On the morning of July 19th the BBC News website published a report titled “Jewish nation state: Israel approves controversial bill” which opened by telling BBC audiences that:
“Israel’s parliament has passed into law a controversial bill that defines the country as an exclusively Jewish state.
The “Jewish nation state” bill downgrades Arabic as an official language and says advancing Jewish settlement is a national interest.
It also states that the “whole and united” Jerusalem is its capital.”
The BBC’s report did not provide readers with the text of the bill. Had it done so, BBC audiences would have been able to see that the part referring to language in fact reads as follows:
“The state’s language is Hebrew.
The Arabic language has a special status in the state; Regulating the use of Arabic in state institutions or by them will be set in law.
This clause does not harm the status given to the Arabic language before this law came into effect.”

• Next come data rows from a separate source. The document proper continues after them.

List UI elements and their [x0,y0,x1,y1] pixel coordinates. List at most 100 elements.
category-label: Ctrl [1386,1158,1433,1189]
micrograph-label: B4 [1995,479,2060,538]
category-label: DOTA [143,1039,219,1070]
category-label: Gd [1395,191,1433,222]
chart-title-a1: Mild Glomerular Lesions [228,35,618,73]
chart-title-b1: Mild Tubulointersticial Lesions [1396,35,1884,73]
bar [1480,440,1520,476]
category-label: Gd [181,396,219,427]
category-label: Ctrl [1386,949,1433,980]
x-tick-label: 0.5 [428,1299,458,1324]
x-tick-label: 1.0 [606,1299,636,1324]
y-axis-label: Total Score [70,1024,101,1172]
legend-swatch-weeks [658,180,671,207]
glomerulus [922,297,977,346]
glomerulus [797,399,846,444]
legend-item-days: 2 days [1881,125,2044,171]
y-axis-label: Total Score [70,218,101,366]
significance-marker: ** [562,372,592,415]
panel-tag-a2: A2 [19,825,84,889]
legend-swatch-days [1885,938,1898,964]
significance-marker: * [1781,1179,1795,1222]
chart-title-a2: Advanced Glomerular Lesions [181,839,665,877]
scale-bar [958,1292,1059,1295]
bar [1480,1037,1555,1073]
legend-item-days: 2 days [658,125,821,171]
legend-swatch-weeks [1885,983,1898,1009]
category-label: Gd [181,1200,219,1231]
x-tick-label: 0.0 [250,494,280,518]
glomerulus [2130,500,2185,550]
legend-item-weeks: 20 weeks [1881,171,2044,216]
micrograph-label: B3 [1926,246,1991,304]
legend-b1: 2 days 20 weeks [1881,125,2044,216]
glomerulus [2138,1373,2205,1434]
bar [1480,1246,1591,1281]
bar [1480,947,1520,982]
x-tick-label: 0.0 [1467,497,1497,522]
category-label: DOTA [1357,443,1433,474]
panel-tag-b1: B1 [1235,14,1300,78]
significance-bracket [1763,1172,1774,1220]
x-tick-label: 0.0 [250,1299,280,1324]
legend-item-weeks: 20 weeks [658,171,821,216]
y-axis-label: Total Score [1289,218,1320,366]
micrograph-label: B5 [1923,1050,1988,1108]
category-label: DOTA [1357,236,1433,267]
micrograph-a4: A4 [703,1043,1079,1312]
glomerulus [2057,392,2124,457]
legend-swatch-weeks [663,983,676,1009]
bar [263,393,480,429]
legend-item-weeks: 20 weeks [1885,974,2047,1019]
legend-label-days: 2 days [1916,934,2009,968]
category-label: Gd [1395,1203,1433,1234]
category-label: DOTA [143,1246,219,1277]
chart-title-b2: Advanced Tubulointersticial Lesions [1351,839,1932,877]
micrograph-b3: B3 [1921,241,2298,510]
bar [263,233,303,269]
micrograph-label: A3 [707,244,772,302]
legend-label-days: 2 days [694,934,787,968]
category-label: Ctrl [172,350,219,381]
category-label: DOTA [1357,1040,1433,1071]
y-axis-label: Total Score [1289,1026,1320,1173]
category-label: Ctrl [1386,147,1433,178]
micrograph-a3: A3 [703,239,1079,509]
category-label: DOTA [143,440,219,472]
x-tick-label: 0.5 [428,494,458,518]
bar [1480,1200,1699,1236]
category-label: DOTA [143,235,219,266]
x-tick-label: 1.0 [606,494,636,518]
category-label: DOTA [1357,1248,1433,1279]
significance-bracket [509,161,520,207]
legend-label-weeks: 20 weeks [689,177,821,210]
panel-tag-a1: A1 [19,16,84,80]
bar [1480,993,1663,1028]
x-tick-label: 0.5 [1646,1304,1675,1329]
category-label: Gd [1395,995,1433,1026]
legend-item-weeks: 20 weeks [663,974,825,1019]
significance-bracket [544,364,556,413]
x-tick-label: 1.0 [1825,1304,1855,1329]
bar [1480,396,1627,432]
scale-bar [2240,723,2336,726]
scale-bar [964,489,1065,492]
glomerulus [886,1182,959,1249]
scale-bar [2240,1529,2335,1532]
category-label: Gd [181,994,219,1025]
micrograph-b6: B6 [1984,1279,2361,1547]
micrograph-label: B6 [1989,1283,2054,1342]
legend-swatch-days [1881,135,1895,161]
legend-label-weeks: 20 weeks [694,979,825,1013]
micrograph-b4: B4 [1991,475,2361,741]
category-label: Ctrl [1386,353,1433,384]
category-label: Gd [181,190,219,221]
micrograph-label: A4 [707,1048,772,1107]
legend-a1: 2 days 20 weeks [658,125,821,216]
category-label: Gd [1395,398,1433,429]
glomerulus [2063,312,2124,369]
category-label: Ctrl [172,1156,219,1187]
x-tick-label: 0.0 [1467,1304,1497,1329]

The clause referring to “Jewish Settlement” reads:
“The state views the development of Jewish settlement as a national value and will act to encourage and promote its establishment and consolidation.”
Readers of the BBC’s report are told that:
“…some clauses were dropped following objections by Israel’s president and attorney-general, including a clause that would have enshrined in law the creation of Jewish-only communities.”
That dropped clause actually allowed the state to:
“authorize a community composed of people having the same faith and nationality to maintain the exclusive character of that community,”
The BBC did not bother to inform its audiences of the fact that many communities composed of people belonging to religious and ethnic groups such as Bedouin, Druze, Circassians, Christians and Muslims also exist in Israel.
The BBC’s report promotes comment on the story from three sources: members of the ‘Joint List’, the Israeli prime minister and an anti-Zionist foreign funded political NGO.
“Israeli Arab MPs condemned the legislation but Prime Minister Benjamin Netanyahu praised it as a “defining moment”. […]
Arab MP Ahmed Tibi said the bill’s passing represented the “death of democracy”.
Adalah, an Arab rights non-governmental orgnisation, said the law was an attempt to advance “ethnic superiority by promoting racist policies”.”
With the report providing no comparison between this legislation and similar laws and constitutions in other countries, the view of the story that BBC audiences are intended to take away is of course amply clear.